25. 报文分类及访问控制¶

DPDK提供了一个访问控制库，它能够根据一组分类规则对输入数据包进行分类。

ACL库用于对具有多个类别的一组规则执行N元组搜索，并为每个类别找到最佳匹配（最高优先级）。库API提供以下基本操作：

创建一个新的访问控制（AC）上下文
向上下文中添加一条规则
对上下文中的所有规则，构建执行数据包分类所需的运行时结构
执行输入数据包分类
释放AC上下文及其运行时结构和相关的内存

25.1. 概述¶

25.1.1. 规则定义¶

当前的实现允许每个AC上下文的用户指定其自己的规则，通过该规则将执行数据包分类。尽管规则字段布局几乎没有限制：

规则定义中的第一个字段必须是一个字节长。
所有后续字段必须分组为4个连续字节的集合。

这两个约束主要是出于性能原因 - 搜索函数将第一个输入字节作为流程设置的一部分进行处理，然后展开搜索函数的内部循环以一次处理四个输入字节。

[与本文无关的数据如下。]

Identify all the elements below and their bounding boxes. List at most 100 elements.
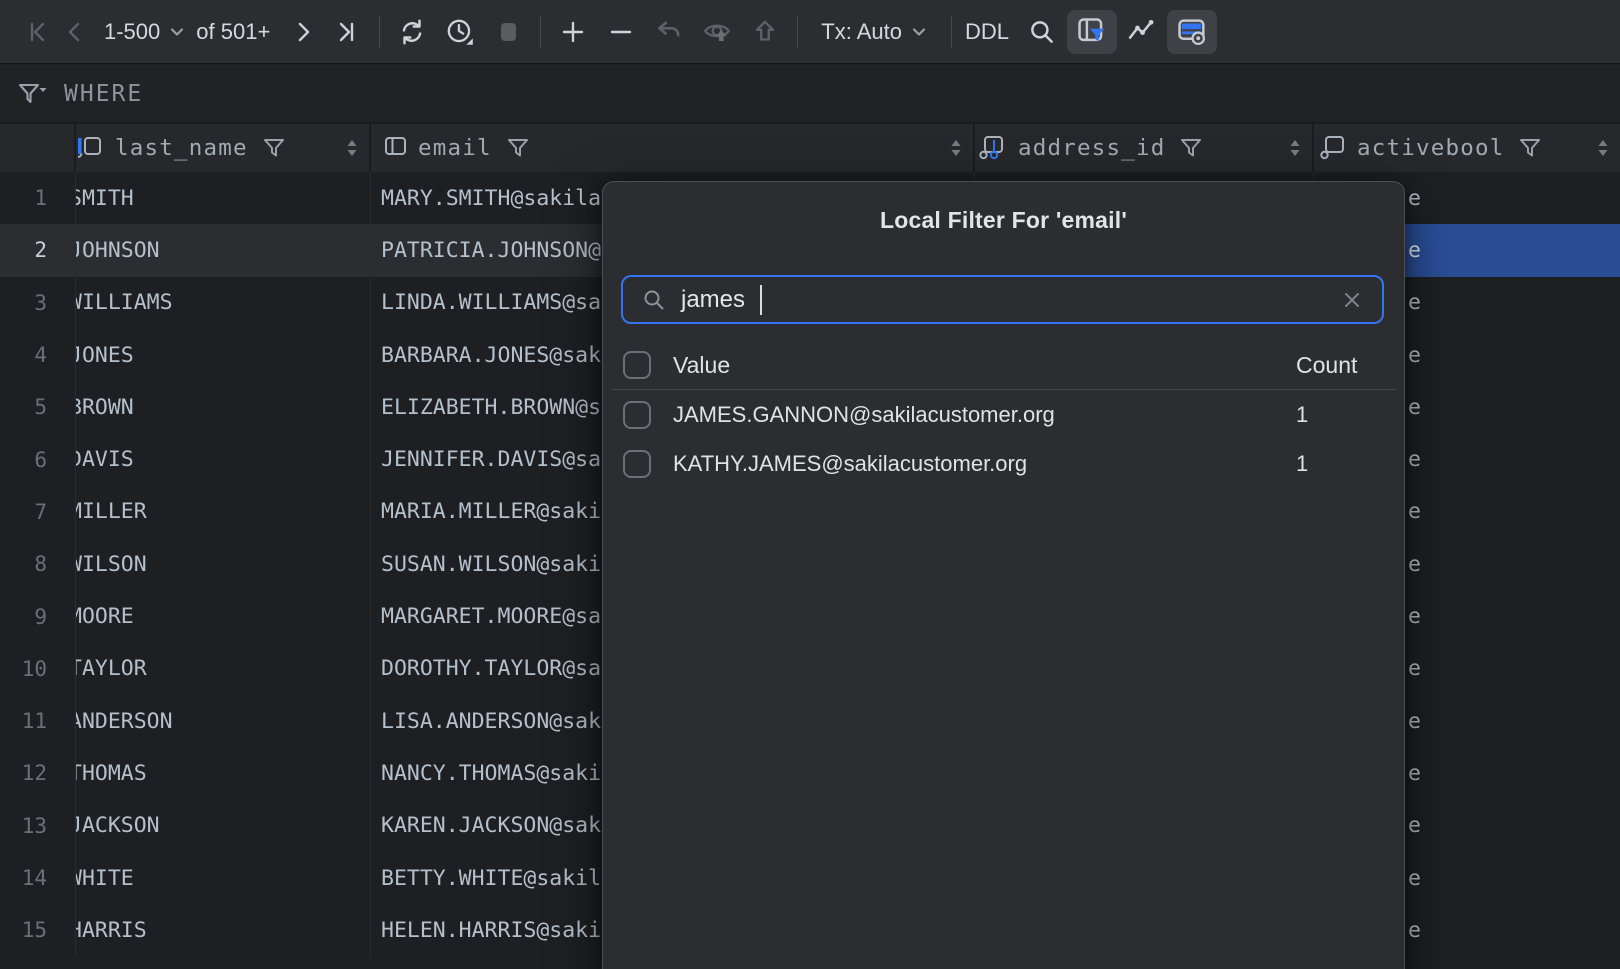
column-header-activebool[interactable]: activebool bbox=[1314, 124, 1620, 172]
cell-last-name[interactable]: TAYLOR bbox=[76, 643, 371, 695]
fk-column-icon bbox=[979, 134, 1009, 162]
clear-search-button[interactable] bbox=[1340, 288, 1364, 312]
column-filter-icon[interactable] bbox=[506, 136, 530, 160]
upload-arrow-icon bbox=[750, 17, 780, 47]
search-icon bbox=[1027, 17, 1057, 47]
revert-button[interactable] bbox=[650, 13, 688, 51]
row-number-gutter-header bbox=[0, 124, 76, 172]
row-number[interactable]: 8 bbox=[0, 538, 76, 590]
row-number[interactable]: 9 bbox=[0, 590, 76, 642]
row-number[interactable]: 10 bbox=[0, 643, 76, 695]
select-all-checkbox[interactable] bbox=[623, 351, 651, 379]
line-chart-icon bbox=[1125, 15, 1159, 49]
sort-arrows-icon[interactable] bbox=[345, 136, 359, 160]
column-header-address-id[interactable]: address_id bbox=[975, 124, 1314, 172]
page-range-label: 1-500 bbox=[104, 19, 160, 45]
row-number[interactable]: 7 bbox=[0, 486, 76, 538]
refresh-schedule-button[interactable] bbox=[441, 13, 479, 51]
next-page-button[interactable] bbox=[284, 13, 322, 51]
column-icon bbox=[383, 135, 409, 161]
cell-last-name[interactable]: HARRIS bbox=[76, 904, 371, 956]
first-page-button[interactable] bbox=[18, 13, 56, 51]
filter-search-field[interactable]: james bbox=[621, 275, 1384, 324]
filter-value-row[interactable]: JAMES.GANNON@sakilacustomer.org1 bbox=[603, 390, 1404, 439]
cell-last-name[interactable]: WILLIAMS bbox=[76, 277, 371, 329]
data-views-toggle[interactable] bbox=[1167, 10, 1217, 54]
column-name: address_id bbox=[1018, 135, 1165, 161]
minus-icon bbox=[607, 18, 635, 46]
column-header-email[interactable]: email bbox=[371, 124, 975, 172]
row-number[interactable]: 1 bbox=[0, 172, 76, 224]
cell-last-name[interactable]: BROWN bbox=[76, 381, 371, 433]
sort-arrows-icon[interactable] bbox=[949, 136, 963, 160]
cell-last-name[interactable]: MOORE bbox=[76, 590, 371, 642]
preview-changes-button[interactable] bbox=[698, 13, 736, 51]
row-number[interactable]: 14 bbox=[0, 852, 76, 904]
toolbar-separator bbox=[951, 16, 952, 48]
row-number[interactable]: 2 bbox=[0, 224, 76, 276]
cell-last-name[interactable]: JONES bbox=[76, 329, 371, 381]
transaction-mode-dropdown[interactable]: Tx: Auto bbox=[821, 19, 928, 45]
clock-icon bbox=[444, 16, 476, 48]
page-size-dropdown[interactable]: 1-500 bbox=[104, 19, 186, 45]
refresh-icon bbox=[397, 17, 427, 47]
cell-last-name[interactable]: ANDERSON bbox=[76, 695, 371, 747]
column-filter-icon[interactable] bbox=[1179, 136, 1203, 160]
column-filter-icon[interactable] bbox=[1518, 136, 1542, 160]
column-name: last_name bbox=[115, 135, 248, 161]
stop-square-icon bbox=[493, 17, 523, 47]
delete-row-button[interactable] bbox=[602, 13, 640, 51]
plus-icon bbox=[559, 18, 587, 46]
cell-last-name[interactable]: DAVIS bbox=[76, 433, 371, 485]
row-number[interactable]: 4 bbox=[0, 329, 76, 381]
filter-value-list: JAMES.GANNON@sakilacustomer.org1KATHY.JA… bbox=[603, 390, 1404, 488]
row-number[interactable]: 6 bbox=[0, 433, 76, 485]
column-header-last-name[interactable]: last_name bbox=[76, 124, 371, 172]
filter-count: 1 bbox=[1296, 451, 1376, 477]
filter-panel-toggle[interactable] bbox=[1067, 10, 1117, 54]
toolbar-separator bbox=[379, 16, 380, 48]
row-number[interactable]: 15 bbox=[0, 904, 76, 956]
row-number[interactable]: 3 bbox=[0, 277, 76, 329]
eye-upload-icon bbox=[701, 16, 733, 48]
submit-button[interactable] bbox=[746, 13, 784, 51]
ddl-button[interactable]: DDL bbox=[965, 19, 1009, 45]
value-checkbox[interactable] bbox=[623, 401, 651, 429]
row-number[interactable]: 5 bbox=[0, 381, 76, 433]
cell-last-name[interactable]: SMITH bbox=[76, 172, 371, 224]
table-eye-icon bbox=[1175, 15, 1209, 49]
popup-title: Local Filter For 'email' bbox=[603, 207, 1404, 234]
stop-button[interactable] bbox=[489, 13, 527, 51]
row-number[interactable]: 12 bbox=[0, 747, 76, 799]
filter-list-header: Value Count bbox=[603, 341, 1404, 389]
cell-last-name[interactable]: JOHNSON bbox=[76, 224, 371, 276]
cell-last-name[interactable]: THOMAS bbox=[76, 747, 371, 799]
row-number[interactable]: 13 bbox=[0, 800, 76, 852]
toolbar-separator bbox=[797, 16, 798, 48]
sort-arrows-icon[interactable] bbox=[1596, 136, 1610, 160]
cell-last-name[interactable]: WHITE bbox=[76, 852, 371, 904]
add-row-button[interactable] bbox=[554, 13, 592, 51]
last-page-button[interactable] bbox=[328, 13, 366, 51]
filter-value-row[interactable]: KATHY.JAMES@sakilacustomer.org1 bbox=[603, 439, 1404, 488]
search-query-text: james bbox=[681, 286, 745, 314]
reload-button[interactable] bbox=[393, 13, 431, 51]
count-column-header: Count bbox=[1296, 352, 1376, 379]
undo-icon bbox=[654, 17, 684, 47]
chart-view-button[interactable] bbox=[1123, 13, 1161, 51]
column-filter-icon[interactable] bbox=[262, 136, 286, 160]
cell-last-name[interactable]: MILLER bbox=[76, 486, 371, 538]
search-button[interactable] bbox=[1023, 13, 1061, 51]
sort-arrows-icon[interactable] bbox=[1288, 136, 1302, 160]
cell-last-name[interactable]: WILSON bbox=[76, 538, 371, 590]
prev-page-button[interactable] bbox=[56, 13, 94, 51]
filter-funnel-dropdown-icon bbox=[16, 80, 48, 108]
where-keyword: WHERE bbox=[64, 81, 143, 107]
cell-last-name[interactable]: JACKSON bbox=[76, 800, 371, 852]
column-name: activebool bbox=[1357, 135, 1504, 161]
row-number[interactable]: 11 bbox=[0, 695, 76, 747]
value-checkbox[interactable] bbox=[623, 450, 651, 478]
column-name: email bbox=[418, 135, 492, 161]
where-filter-bar[interactable]: WHERE bbox=[0, 65, 1620, 123]
toolbar: 1-500 of 501+ bbox=[0, 0, 1620, 64]
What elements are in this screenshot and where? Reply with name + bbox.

为了定义AC规则中的各个字段，可以使用以下的数据结构：

struct rte_acl_field_def {
    uint8_t type;         /*< type - ACL_FIELD_TYPE. */
    uint8_t size;         /*< size of field 1,2,4, or 8. */
    uint8_t field_index;  /*< index of field inside the rule. */
    uint8_t input_index;  /*< 0-N input index. */
    uint32_t offset;      /*< offset to start of field. */
};

各个字段的含义如下：

type 这个字段可以有如下三种选择：
- _MASK - 用于像IP地址这种具有值和掩码字段
- _RANGE - 用于像port这种具有上下限期间的字段
- _BITMASK - 用于像协议标识符这种具有值和位掩码的字段
size size参数定义了字段的字节数，可用的值为1, 2, 4, 或8字节。注意，由于输入字节分组，必须将1或2字节的字段定义为构成4个连续输入字节的连续字段。并且，最好将8个或更多个字节的字段定义为4个字节字段，以便构建过程可以消除额外的字段。
field_index 表示规则中字段位置的基于零的值; 0到N-1为N字段。
input_index 如上所示，所有输入字段，除了第一个，必须是4个连续字节的组。输入索引则指定了该字段属于哪个输入组。
offset 偏移定义了该字段的偏移值。该偏移从buffer参数开始算起。

举例，为了定义IPv4 5元组分类结构：

struct ipv4_5tuple {
    uint8_t proto;
    uint32_t ip_src;
    uint32_t ip_dst;
    uint16_t port_src;
    uint16_t port_dst;
};

可以使用以下数组字段定义：

struct rte_acl_field_def ipv4_defs[5] = {
    /* first input field - always one byte long. */
    {
        .type = RTE_ACL_FIELD_TYPE_BITMASK,
        .size = sizeof (uint8_t),
        .field_index = 0,
        .input_index = 0,
        .offset = offsetof (struct ipv4_5tuple, proto),
    },

    /* next input field (IPv4 source address) - 4 consecutive bytes. */
    {
        .type = RTE_ACL_FIELD_TYPE_MASK,
        .size = sizeof (uint32_t),
        .field_index = 1,
        .input_index = 1,
       .offset = offsetof (struct ipv4_5tuple, ip_src),
    },

    /* next input field (IPv4 destination address) - 4 consecutive bytes. */
    {
        .type = RTE_ACL_FIELD_TYPE_MASK,
        .size = sizeof (uint32_t),
        .field_index = 2,
        .input_index = 2,
       .offset = offsetof (struct ipv4_5tuple, ip_dst),
    },

    /*
     * Next 2 fields (src & dst ports) form 4 consecutive bytes.
     * They share the same input index.
     */
    {
        .type = RTE_ACL_FIELD_TYPE_RANGE,
        .size = sizeof (uint16_t),
        .field_index = 3,
        .input_index = 3,
        .offset = offsetof (struct ipv4_5tuple, port_src),
    },

    {
        .type = RTE_ACL_FIELD_TYPE_RANGE,
        .size = sizeof (uint16_t),
        .field_index = 4,
        .input_index = 3,
        .offset = offsetof (struct ipv4_5tuple, port_dst),
    },
};

这个IPv4 五元组的一个典型实例如下：

source addr/mask  destination addr/mask  source ports dest ports protocol/mask
192.168.1.0/24    192.168.2.31/32        0:65535      1234:1234  17/0xff

任何IPv4报文，具有协议ID为 17(UDP)，源IP为 192.168.1.[0-255]，目的IP为 192.168.2.31，源端口为 [0-65535] 且目的端口为 1234 的报文都匹配这个条目。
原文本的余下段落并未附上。